In May 1865, Goff was assigned to the command of the post of Wilmington, North Carolina, and remained on duty in that state, the troops of his command occupying the forts on the coasts of North and South Carolina, being in temporary command of the District of Wilmington and Department of North Carolina. In June 1865, by recommendation of Major-General Charles J. Paine and Brigadier-General John W. Ames, his division and brigade commanders, he was promoted by the President to be brigadier-general of volunteers by brevet, "for long and faithful services and gallant conduct in the field". He was assigned on November 3, 1866, as president of a general court-martial at Raleigh, North Carolina, and, though his regiment was mustered out in February 1867, he was retained in the service as president of general court-martial till June 13, 1867, when he was honorably discharged, being among the last volunteer officers mustered out of service.

===Post war===
Upon returning to Rhode Island, he returned to his former occupation in Providence. He later became a Companion of the Massachusetts Commandery of the Military Order of the Loyal Legion of the United States and was assigned insignia number 3148.

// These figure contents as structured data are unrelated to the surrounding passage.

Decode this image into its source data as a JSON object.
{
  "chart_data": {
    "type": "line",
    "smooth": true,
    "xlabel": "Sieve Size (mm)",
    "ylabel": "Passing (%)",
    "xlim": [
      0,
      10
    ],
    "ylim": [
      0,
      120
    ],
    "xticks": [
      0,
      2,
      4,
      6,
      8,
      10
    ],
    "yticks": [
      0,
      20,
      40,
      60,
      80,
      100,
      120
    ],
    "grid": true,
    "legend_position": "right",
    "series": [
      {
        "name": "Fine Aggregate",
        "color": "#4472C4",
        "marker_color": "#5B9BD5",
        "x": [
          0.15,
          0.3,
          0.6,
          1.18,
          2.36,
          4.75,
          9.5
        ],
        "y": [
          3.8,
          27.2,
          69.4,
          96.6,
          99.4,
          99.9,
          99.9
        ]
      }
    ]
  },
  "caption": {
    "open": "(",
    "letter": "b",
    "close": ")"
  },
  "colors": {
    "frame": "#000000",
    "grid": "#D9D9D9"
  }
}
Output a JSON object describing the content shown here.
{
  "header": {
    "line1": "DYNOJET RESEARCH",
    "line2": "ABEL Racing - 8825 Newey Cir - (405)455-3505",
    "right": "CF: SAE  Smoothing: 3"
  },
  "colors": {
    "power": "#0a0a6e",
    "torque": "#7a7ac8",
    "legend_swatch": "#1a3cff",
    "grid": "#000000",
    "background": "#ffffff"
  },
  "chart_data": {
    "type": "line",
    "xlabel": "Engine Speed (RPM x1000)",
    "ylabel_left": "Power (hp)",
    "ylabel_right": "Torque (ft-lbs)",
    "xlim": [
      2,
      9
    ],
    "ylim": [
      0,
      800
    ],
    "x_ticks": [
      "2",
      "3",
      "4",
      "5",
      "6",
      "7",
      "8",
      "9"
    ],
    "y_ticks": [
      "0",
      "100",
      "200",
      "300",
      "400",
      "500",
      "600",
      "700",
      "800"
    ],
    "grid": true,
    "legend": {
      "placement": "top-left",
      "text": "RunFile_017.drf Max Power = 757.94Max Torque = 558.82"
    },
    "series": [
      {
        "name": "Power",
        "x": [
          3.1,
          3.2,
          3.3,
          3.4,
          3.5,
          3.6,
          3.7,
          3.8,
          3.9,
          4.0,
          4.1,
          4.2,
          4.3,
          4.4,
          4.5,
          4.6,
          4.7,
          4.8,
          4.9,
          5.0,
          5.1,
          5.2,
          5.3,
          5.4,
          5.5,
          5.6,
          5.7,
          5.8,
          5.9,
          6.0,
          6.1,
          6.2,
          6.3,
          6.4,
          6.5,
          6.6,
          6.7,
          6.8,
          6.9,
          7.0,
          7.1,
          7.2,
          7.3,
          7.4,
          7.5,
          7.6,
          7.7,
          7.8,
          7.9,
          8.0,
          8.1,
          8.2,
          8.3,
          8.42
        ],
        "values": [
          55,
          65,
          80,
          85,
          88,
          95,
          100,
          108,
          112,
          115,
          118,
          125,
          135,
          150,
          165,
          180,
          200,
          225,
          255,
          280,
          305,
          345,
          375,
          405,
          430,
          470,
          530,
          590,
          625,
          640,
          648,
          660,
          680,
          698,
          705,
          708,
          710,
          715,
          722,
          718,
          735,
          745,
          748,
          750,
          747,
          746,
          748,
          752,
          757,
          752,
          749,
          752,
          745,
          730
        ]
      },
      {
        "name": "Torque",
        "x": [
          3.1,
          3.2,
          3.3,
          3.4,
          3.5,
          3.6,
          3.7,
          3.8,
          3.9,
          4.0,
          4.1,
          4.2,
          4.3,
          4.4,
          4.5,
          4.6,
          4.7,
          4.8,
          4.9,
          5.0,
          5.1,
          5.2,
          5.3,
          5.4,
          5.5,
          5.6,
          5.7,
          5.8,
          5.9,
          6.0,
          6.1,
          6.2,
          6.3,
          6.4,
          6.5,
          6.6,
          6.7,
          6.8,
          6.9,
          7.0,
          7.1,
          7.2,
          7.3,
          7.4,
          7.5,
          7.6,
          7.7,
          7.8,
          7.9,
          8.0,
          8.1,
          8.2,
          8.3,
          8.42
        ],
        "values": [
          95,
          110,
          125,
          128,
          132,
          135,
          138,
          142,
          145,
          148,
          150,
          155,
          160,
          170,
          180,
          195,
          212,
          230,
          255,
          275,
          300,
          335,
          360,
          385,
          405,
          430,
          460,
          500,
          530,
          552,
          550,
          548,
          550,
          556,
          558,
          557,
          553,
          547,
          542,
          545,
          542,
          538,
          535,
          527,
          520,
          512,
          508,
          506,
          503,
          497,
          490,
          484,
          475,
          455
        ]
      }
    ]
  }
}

His talents, character, and public services caused him to be greatly respected by his fellow citizens. On August 10, 1870, he was appointed by President Ulysses S. Grant as deputy collector of customs for the port of Providence, a position which he held for more than twenty years. Politically, he was a Whig and a Republican. In his religious practice he was a Baptist.

He died in Warren on April 17, 1903.

==Family==
General Goff married his first wife, Sarah S. Surgens of Warren, in November, 1849. By her he had three children - Ella S., Walter I., and Mabel D. Sarah died on October 13, 1888. He later married Helen M. Surgens, of Boston, Massachusetts. Helen died in 1912.